If forex traders go into the ECB meeting pre-positioned for a fall in the euro versus the dollar, only to find everyone else had the same idea, they may end up having to buy back those euros if new sellers fail to emerge.

Tuesday's dive in May's euro zone inflation to 0.5 percent from 0.7 percent in April has surely sealed the deal for the ECB to take steps to stimulate economic activity and head off deflationary pressures.

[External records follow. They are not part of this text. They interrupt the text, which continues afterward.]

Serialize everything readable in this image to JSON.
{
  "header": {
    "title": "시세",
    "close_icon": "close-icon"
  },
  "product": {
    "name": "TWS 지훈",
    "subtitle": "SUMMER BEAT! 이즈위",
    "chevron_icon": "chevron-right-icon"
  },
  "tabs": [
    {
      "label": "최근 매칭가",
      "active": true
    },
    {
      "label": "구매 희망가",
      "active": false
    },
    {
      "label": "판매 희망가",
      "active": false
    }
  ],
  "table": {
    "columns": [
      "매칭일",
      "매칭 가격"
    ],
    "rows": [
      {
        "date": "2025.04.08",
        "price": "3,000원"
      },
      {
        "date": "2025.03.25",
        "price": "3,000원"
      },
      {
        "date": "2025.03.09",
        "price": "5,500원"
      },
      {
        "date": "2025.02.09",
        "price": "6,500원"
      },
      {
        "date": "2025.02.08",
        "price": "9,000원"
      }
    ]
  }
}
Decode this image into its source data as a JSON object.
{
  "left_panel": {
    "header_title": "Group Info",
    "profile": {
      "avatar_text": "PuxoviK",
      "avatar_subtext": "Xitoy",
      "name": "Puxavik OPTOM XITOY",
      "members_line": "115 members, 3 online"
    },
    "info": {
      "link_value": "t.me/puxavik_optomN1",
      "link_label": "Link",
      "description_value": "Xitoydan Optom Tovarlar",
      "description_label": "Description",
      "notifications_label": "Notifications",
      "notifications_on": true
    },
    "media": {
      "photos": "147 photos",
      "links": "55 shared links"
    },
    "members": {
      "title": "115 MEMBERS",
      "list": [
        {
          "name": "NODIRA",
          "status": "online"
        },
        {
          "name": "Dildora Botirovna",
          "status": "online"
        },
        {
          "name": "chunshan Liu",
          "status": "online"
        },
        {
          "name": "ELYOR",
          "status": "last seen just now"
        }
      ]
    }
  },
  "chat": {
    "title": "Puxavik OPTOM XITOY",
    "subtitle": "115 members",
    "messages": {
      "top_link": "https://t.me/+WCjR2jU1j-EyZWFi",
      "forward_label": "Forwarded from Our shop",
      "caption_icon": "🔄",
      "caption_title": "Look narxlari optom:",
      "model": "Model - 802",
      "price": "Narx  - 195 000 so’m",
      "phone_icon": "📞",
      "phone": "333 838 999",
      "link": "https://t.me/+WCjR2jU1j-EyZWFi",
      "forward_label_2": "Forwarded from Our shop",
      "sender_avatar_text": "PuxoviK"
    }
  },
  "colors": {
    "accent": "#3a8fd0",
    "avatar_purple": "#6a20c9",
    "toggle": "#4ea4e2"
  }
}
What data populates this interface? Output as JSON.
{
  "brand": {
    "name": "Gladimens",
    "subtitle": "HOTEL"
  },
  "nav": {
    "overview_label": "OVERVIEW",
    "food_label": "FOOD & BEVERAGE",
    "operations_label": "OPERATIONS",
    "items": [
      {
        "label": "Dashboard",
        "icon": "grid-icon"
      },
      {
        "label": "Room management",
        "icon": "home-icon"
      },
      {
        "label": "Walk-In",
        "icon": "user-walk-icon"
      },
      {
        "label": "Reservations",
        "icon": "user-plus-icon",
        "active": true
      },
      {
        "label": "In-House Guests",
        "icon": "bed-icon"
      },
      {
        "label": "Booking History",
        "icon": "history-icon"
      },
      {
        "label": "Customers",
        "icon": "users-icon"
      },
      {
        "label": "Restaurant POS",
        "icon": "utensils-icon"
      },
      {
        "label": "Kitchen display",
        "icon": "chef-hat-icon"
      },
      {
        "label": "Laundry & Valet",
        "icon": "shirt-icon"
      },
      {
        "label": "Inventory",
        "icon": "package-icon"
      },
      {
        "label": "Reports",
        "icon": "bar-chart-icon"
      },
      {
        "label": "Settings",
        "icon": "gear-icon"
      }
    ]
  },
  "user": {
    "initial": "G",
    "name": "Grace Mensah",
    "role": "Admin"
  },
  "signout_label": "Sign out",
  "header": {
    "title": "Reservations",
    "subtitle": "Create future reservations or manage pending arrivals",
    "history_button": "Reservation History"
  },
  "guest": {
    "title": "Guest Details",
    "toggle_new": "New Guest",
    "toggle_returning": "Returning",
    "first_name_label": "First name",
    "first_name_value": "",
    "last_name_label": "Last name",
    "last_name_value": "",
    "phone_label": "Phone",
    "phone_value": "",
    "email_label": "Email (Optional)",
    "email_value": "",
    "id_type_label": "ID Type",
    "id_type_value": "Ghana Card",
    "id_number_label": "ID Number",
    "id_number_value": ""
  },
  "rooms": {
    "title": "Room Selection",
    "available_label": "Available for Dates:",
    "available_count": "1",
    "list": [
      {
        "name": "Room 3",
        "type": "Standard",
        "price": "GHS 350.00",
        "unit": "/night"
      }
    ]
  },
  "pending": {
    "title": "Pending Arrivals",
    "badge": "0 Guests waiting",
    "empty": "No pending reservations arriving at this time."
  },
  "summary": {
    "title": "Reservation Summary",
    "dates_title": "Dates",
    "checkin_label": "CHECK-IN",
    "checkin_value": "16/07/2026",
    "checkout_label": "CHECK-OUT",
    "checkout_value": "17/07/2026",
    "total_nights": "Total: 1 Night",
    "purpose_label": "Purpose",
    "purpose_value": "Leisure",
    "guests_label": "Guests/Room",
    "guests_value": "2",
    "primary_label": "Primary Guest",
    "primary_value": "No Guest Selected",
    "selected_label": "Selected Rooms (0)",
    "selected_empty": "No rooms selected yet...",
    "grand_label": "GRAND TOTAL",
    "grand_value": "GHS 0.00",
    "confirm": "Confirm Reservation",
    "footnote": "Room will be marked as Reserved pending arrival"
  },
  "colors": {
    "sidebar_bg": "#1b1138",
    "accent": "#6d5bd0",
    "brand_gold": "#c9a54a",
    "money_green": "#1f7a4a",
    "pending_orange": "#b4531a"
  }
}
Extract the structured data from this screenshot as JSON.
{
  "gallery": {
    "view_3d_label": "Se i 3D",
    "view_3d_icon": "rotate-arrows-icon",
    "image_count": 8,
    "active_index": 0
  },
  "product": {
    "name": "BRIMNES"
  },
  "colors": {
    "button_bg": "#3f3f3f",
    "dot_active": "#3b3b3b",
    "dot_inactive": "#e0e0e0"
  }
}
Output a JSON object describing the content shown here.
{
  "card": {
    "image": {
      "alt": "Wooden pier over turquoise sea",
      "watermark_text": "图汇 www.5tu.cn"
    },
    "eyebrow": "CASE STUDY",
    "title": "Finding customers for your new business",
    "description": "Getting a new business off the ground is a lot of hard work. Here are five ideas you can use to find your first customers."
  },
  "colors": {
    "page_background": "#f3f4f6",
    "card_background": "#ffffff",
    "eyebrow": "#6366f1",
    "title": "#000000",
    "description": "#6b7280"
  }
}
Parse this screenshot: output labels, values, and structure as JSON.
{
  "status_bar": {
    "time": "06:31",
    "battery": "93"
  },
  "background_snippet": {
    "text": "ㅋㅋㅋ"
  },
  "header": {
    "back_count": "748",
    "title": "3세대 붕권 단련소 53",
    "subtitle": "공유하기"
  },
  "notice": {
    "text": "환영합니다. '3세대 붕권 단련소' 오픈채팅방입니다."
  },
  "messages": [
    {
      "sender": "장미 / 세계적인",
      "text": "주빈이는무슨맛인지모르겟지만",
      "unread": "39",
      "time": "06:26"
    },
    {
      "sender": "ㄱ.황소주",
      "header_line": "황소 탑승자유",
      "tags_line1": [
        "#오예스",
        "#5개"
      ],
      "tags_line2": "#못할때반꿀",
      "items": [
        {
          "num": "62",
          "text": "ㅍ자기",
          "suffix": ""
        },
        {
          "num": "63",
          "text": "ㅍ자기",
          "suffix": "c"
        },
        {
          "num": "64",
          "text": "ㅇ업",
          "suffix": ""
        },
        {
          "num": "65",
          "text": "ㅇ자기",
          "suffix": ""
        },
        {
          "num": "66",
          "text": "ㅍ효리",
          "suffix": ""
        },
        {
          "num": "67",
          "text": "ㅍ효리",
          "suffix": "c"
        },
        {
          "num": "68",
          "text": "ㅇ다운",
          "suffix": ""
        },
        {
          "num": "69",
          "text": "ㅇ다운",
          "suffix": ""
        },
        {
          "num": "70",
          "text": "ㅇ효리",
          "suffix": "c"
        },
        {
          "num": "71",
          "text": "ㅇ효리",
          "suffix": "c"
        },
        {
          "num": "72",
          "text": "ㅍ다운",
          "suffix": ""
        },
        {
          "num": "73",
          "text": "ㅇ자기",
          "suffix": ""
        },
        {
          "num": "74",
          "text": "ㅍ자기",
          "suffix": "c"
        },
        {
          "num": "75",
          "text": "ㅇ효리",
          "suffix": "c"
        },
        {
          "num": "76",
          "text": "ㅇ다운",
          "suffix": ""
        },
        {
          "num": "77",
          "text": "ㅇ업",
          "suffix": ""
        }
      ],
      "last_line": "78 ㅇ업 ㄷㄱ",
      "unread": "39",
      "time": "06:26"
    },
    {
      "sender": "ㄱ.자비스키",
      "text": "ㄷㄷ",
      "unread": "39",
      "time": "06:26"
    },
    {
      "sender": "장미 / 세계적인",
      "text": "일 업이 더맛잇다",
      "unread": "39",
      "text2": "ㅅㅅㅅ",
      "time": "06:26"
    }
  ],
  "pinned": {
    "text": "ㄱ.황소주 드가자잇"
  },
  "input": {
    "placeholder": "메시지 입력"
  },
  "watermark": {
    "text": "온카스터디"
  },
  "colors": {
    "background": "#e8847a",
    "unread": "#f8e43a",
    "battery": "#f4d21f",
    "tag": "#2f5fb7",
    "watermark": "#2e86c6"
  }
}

But the market will presumably have factored at least some of that into the euro's price before Thursday.

The risk then is the ECB delivers measures that merely match the market's expectations, and that the central bank might succeed in removing reasons to go long of euros but not generate momentum for traders to sell the single currency afresh.

A market short of euros into the ECB meeting might end up having to buy them back because the measures lacked the "shock and awe" factor which would tease out renewed selling of the single currency.

But any such price action on the day should not detract from the fact that, comparing the euro zone to the United States, both inflation and central bank rhetoric are moving on different paths, which should ultimately favour the dollar.

One ECB measure could be to move to a negative deposit rate, charging investors to park cash at the central bank, which might prompt a partial exodus from Europe's money market funds in search of a positive return.

With some 850 billion euros held in such funds, the magnitude of any resultant capital dispersal could weigh on the euro if the flow takes those investors into other currencies.

Such funds could move into dollars.

Contrast May's 0.5 percent euro zone inflation print with Friday's April 1.6 percent year-on-year U.S. Personal Consumption Expenditure (PCE) inflation measure, which was up from 1.1 percent in March.

U.S. Federal Reserve officials keep a close eye on PCE data, and it was referenced on May 20 when New York Fed Chief William Dudley said he expected U.S. inflation to drift higher over the remainder of the year.

Dudley also said the U.S. central bank's 2 percent inflation target was not a ceiling, but for the purposes of seeking a direction for the value of the euro versus the dollar, on prices, the Fed's eyes are up while the ECB's gaze is down.

While Fed officials have fretted that U.S. inflation is well below their 2 percent target, signs it is ticking up allows the central bank to ponder how best to normalise the extraordinarily easy U.S. monetary policy.

The ECB, meanwhile, is looking at more ways to ease policy.

Traders should look beyond the sound and fury of Thursday's ECB meeting, as, regardless of what is announced, contrasting inflation prospects and the nuance of central bank policy, should mean the dollar looking up against a downcast euro.